Spilling the Beans


Sobriety just got a new home on the Sunset Strip--and a long-awaited one at that. The spot is called Coffee House, and it’s a picture of java perfection.

Before there was Dublin’s Irish Whisky Pub, Miyagi’s and Bar Marmont, promoter Brent Bolthouse conceived of a 24-hour coffee house in the heart of the Strip. He found the location--an antiquated two-story house across the street from the Chateau Marmont. And--get this--it came with a 24-car parking lot.

Trouble was . . . well, everything. Those who have never had the displeasure of creating a business on one of the most valuable stretches of commercial property in the world can’t imagine the pitfalls. Bolthouse, who began his quest in 1995, nearly lost everything. The young entrepreneur, who created the Opium Den (though he had a nasty split with his partners last year), finally got Coffee House open three weeks ago.

Yet the place feels as if it has existed for years. Perhaps it did, in some kind of fantasy land where you could drive up Sunset Boulevard on a lazy afternoon, spot a sign that simply reads, “Coffee House,” and pull into a free parking lot. Then you pick up your favorite magazine from the Swing Brothers Newsstand, located on the same property, and find a shady spot under a tree and lounge away the afternoon in this setting that’s a cross between a French country restaurant and an English cottage.


This slice of paradise is exactly what Bolthouse and his partners--Christian Slater, Counting Crows front man Adam Duritz, mega-hairstylist Jonathan Antin and rock manager Andy Gould among them--have given us. It’s this casual atmosphere that undoubtedly draws actors Balthazar Getty, Toby Maguire and Leo (that’s right, DiCap’s there every day. And hey, paparazzi, why don’t you undo that pact with Satan and leave him alone for awhile?).

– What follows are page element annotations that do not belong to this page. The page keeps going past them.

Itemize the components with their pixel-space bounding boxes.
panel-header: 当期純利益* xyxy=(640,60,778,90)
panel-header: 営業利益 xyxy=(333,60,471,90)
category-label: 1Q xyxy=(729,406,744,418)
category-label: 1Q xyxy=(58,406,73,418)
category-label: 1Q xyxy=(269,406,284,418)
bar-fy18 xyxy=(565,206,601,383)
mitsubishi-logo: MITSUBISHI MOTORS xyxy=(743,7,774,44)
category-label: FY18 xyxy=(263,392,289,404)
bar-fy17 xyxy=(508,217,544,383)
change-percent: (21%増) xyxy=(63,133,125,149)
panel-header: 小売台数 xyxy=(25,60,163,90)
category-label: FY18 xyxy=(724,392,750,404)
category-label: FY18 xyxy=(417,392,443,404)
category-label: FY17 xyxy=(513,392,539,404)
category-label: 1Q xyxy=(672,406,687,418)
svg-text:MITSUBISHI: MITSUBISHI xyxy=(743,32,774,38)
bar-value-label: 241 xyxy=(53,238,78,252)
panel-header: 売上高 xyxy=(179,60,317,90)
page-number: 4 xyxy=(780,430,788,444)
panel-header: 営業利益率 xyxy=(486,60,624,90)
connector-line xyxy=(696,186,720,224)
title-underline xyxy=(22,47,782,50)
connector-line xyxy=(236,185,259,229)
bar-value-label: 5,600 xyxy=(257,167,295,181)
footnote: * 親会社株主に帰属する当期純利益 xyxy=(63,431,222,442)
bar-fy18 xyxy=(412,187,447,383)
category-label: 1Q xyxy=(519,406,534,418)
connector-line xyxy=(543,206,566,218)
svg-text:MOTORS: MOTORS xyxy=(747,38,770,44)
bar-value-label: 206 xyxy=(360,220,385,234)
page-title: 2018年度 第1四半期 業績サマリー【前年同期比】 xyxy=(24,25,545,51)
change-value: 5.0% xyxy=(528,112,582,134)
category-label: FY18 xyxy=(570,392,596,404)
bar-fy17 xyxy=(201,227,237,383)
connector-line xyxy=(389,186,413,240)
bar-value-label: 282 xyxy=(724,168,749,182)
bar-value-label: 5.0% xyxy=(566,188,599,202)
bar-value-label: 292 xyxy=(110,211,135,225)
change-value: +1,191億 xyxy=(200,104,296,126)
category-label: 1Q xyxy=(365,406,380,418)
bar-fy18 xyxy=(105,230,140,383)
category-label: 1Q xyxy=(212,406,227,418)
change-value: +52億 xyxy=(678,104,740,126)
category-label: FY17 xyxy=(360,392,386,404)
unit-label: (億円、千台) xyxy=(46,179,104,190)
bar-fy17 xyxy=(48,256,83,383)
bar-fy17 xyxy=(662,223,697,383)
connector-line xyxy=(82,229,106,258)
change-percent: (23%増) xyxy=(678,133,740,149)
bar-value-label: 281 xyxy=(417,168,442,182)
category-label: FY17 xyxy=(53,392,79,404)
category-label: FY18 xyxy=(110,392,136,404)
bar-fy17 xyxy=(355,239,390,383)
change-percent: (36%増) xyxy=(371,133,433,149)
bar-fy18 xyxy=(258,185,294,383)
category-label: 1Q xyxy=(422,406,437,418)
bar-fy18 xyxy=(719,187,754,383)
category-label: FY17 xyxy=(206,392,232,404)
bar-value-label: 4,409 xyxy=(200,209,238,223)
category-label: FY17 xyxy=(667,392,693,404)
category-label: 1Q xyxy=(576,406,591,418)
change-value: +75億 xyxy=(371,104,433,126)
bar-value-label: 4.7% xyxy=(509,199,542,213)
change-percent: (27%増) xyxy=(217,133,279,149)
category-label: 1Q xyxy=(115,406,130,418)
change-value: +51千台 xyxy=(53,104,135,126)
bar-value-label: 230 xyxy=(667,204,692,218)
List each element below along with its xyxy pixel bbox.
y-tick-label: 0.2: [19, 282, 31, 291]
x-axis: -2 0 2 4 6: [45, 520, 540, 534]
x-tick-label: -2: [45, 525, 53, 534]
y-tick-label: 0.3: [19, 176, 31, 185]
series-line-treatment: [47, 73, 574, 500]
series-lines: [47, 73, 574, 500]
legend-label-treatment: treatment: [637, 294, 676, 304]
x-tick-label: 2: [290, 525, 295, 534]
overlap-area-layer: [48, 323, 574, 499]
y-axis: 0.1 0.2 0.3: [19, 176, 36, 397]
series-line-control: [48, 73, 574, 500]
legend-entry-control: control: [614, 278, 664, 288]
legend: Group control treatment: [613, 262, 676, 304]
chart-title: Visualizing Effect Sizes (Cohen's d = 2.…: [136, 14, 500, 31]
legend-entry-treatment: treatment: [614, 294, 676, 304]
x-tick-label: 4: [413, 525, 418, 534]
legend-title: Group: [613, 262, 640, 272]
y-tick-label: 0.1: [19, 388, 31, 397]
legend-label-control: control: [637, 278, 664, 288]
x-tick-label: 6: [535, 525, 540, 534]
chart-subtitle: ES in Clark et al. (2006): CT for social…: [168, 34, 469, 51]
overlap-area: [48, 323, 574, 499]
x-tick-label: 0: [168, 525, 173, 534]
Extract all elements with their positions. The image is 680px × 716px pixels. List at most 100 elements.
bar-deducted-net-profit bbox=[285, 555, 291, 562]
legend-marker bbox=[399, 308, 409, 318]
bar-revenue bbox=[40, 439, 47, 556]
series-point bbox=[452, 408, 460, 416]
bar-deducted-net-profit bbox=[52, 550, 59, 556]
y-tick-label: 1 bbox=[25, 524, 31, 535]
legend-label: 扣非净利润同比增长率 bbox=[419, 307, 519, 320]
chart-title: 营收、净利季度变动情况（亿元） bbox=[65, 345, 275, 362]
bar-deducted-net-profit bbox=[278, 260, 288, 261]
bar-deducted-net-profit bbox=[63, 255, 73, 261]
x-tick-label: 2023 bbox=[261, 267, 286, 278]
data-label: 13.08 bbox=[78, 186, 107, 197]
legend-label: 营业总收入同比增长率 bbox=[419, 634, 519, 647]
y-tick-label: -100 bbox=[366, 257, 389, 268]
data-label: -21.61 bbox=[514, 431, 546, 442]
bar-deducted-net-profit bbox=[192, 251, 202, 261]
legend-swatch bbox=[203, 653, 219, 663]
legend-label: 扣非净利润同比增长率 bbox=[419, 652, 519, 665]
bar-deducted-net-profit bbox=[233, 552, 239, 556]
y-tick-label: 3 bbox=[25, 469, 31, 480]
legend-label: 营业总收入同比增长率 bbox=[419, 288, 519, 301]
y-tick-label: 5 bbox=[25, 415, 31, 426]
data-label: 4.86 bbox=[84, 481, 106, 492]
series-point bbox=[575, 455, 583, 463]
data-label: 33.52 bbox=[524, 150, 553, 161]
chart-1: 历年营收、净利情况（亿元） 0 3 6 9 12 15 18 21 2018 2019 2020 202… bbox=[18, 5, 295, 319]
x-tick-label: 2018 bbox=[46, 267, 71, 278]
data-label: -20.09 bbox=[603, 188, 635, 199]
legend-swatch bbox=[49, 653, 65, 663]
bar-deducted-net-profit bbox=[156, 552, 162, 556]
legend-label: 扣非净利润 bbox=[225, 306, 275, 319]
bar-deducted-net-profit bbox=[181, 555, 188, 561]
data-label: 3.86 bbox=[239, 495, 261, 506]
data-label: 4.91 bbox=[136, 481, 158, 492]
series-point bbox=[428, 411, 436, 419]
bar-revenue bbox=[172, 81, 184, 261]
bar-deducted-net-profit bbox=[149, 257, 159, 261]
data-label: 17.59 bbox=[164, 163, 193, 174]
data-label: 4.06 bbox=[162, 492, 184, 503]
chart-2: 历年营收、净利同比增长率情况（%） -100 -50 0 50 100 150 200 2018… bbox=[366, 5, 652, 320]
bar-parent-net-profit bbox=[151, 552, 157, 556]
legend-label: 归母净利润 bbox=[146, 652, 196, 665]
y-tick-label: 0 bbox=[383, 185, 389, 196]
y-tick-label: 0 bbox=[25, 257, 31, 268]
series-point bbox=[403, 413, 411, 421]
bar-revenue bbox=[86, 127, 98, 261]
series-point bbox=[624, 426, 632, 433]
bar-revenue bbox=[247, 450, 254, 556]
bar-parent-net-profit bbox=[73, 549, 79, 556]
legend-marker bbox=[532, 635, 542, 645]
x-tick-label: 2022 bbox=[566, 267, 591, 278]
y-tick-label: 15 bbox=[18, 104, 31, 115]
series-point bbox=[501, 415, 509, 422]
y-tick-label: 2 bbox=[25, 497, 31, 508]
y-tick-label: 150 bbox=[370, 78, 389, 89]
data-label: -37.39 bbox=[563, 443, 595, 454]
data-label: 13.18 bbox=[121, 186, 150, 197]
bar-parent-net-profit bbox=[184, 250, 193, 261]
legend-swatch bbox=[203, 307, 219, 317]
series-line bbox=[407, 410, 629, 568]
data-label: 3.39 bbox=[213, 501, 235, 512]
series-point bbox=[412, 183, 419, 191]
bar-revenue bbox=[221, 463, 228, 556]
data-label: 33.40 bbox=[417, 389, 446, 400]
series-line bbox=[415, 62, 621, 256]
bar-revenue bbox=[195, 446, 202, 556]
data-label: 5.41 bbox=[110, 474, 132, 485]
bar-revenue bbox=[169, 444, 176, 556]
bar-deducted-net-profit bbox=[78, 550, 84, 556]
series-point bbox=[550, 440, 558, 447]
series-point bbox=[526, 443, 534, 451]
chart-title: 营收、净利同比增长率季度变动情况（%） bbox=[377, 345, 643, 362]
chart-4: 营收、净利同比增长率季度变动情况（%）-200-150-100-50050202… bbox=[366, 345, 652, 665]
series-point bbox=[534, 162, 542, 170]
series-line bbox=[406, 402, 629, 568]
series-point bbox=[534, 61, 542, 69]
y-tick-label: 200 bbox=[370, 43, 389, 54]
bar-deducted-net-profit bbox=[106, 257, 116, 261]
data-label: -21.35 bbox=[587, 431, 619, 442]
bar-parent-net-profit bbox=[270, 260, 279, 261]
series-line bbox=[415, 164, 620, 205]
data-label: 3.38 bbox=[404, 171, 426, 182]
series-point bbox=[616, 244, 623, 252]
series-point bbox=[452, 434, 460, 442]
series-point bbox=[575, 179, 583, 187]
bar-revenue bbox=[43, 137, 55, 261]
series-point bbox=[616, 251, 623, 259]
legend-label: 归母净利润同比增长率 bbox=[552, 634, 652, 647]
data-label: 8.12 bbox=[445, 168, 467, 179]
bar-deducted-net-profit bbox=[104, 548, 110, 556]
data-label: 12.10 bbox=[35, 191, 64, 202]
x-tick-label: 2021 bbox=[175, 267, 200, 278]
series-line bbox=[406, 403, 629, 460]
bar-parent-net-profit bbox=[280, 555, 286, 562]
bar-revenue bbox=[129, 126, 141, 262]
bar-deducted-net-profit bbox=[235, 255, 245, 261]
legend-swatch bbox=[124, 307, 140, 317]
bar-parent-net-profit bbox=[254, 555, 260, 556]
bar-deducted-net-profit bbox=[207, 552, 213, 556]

In its short life span, Coffee House already functions as a cozy meeting place for both night and day crowds. No matter that there’s no alcohol served in this genteel environment, Bolthouse can’t help but bring a rock ‘n’ roll vibe with him. First, the servers are hot Hollywood chicas (but of course), and the music playing throughout the venue comes from an array of 100 CDs, randomly selecting songs by such artists as Porno for Pyros, Van Morrison, Smashing Pumpkins and Led Zeppelin. Late at night, some of the city’s hottest club DJs come by for a little bit of fun, setting up their gear to spin an after-hours set.

The feeling of the place is warm and friendly, with the outdoor patio fenced off by tree branches and offering a lovely view of the Chateau. Inside, the space is separated into four distinct dining areas. A main dining room, a sofa-flanked fireplace, another couch-filled area where you order your food and coffee (attention, addicts: They’re serving San Francisco-based Graffeo’s oompah-oomphy blend) and a VIP room that functions as a celebrity retreat, but where there can also be private parties.

The menu, created by the Standard’s head chef Tommy Rivera, includes healthy fare like ahi tuna sandwiches and turkey burgers available for order at the counter. (At writing, the full menu was only offered from noon to 4 p.m. but beginning this weekend, there’s supposed to be food served round the clock.)

In its zen-like simplicity, Coffee House offers an ideal retreat from the Strip’s surrounding chaos. Just don’t be the last on the bus to check it out. Any second now, it’ll be one of the Strip’s main attractions.